Every "voice" needs its own set of CV and Gate signals. A modular oscillator will accept an incoming CV signal; an envelope will accept an incoming Gate signal.
Here's a very basic example that involves 3 modules; an oscillator, a VCA and an envelope.
You connect the CV from your controller to the CV of the oscillator, and the Gate from the controller to the Gate input on the envelope. You connect the audio output of the oscillator to the audio input of the VCA, and the VCA output to your mixer/speakers.
Now you have a very simple monophonic synthesizer. If you add a second oscillator module, you need yet another module - a mixer. Both outputs of the oscillator go into the mixer, the mixer output goes in the VCA, and the rest is still as described in the first paragraph.
This gives you a very simple two-oscillator synthesizer. It's still monophonic as you'd understand it from a traditional perspective. If you wanted to make it truly polyphonic, you basically need to duplicate that entire set of modules for as many times as you want to have voices. So if you have a Prophet 5, you need 5 x 2 oscillator modules, 5 x 1 filter modules, 5 x 2 envelope modules, 5 LFOs and a bunch of mixers and multiples. This gets expensive fast.
The trick is that the modular oscillator does not care where the CV comes from. You could say - "I want a monophonic 2-osc/voice synth", or you could say "I want 2 1-osc/voice synths" (and your limit would be in the number of VCAs and envelopes because the gate signal supplies the articulation). So the challenge is in "how can I orchestrate my music" - because it's more like composing for 5 instruments than composing for a 5-voice polyphonic synth.
Of course, nothing stops you from multitracking.
This is very helpful indeed. Agreed on the multitracking as well.
1. Yes and no. That is a tricky one. Yoozer pretty much explained it well, but there are exceptions/tricks/grey areas. But for the most part, yes, Monophonic, but with multiple voices happening (depending of course on how much you expand.)

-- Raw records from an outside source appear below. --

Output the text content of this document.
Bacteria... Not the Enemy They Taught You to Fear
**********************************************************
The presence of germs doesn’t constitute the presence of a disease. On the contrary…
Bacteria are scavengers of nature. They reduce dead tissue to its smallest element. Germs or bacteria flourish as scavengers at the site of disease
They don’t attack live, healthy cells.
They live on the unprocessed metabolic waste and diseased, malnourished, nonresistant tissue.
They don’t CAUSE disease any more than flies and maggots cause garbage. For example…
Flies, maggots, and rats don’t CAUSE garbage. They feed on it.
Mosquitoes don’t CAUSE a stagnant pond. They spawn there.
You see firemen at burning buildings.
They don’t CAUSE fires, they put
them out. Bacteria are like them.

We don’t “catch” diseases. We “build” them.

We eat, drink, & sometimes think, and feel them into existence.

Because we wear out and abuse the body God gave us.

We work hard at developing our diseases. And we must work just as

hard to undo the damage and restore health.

2. Absolutely! I perform every month live with a bunch of modular guys and gals, and a lot of them use either their Minibrutes or Microbrutes to interact with their modular system!
Also, one of the best utilities out there that I highly recommend, is the Korg SQ-1 sequencer. It's only $99 new and you could use it to sequence your Minibrute, any MIDI synths, your modular stuff... I have two of them!
And MIDI is not out of the question... there are many MIDI to CV modules out there. When I worked for Synthrotek, they had a good simple MIDI/CV module that I tested and works really well. With it, you could sequence your modules from your DAW, or use a MIDI keyboard to control CV parameters on your module.
And with that, I will leave you with a couple of videos for inspiration... not my best work, but hopefully you'll be able to hear what all can be done with a fairly small setup (and as you'll see, I don't do "bleeps and bloops" nor do I do techno.)
I summary, after reading these answers I did some more digging on my own.
I've also looked a little more at Braids and Rings ... absolutely fantastic. I've also looked at some DIY instructions and so on in order to understand how Eurorack works. Of course from there, my questions have multiplied but I think that'd be more suited in a separate thread.
I liked your youtube videos, especially the cinematic one but they're all cool. This is definitely some stuff I'd like to get into!
I ended up travelling to the store. One thing I must say is that modular synth people seem very nice!
So I spent some 4 hours trying out what I had researched and discovering modules asking questions, etc. In the end, I bought Elements, a power source and a MIDI to CV module along with some rails and screws and cables.
Back home I assembled them and connected the Minibrute (pitch and gate)... My plan for now is to control some parameters through MIDI from my DAW.
Elements is just as expected and then some, especially that it can be very musical. Very happy.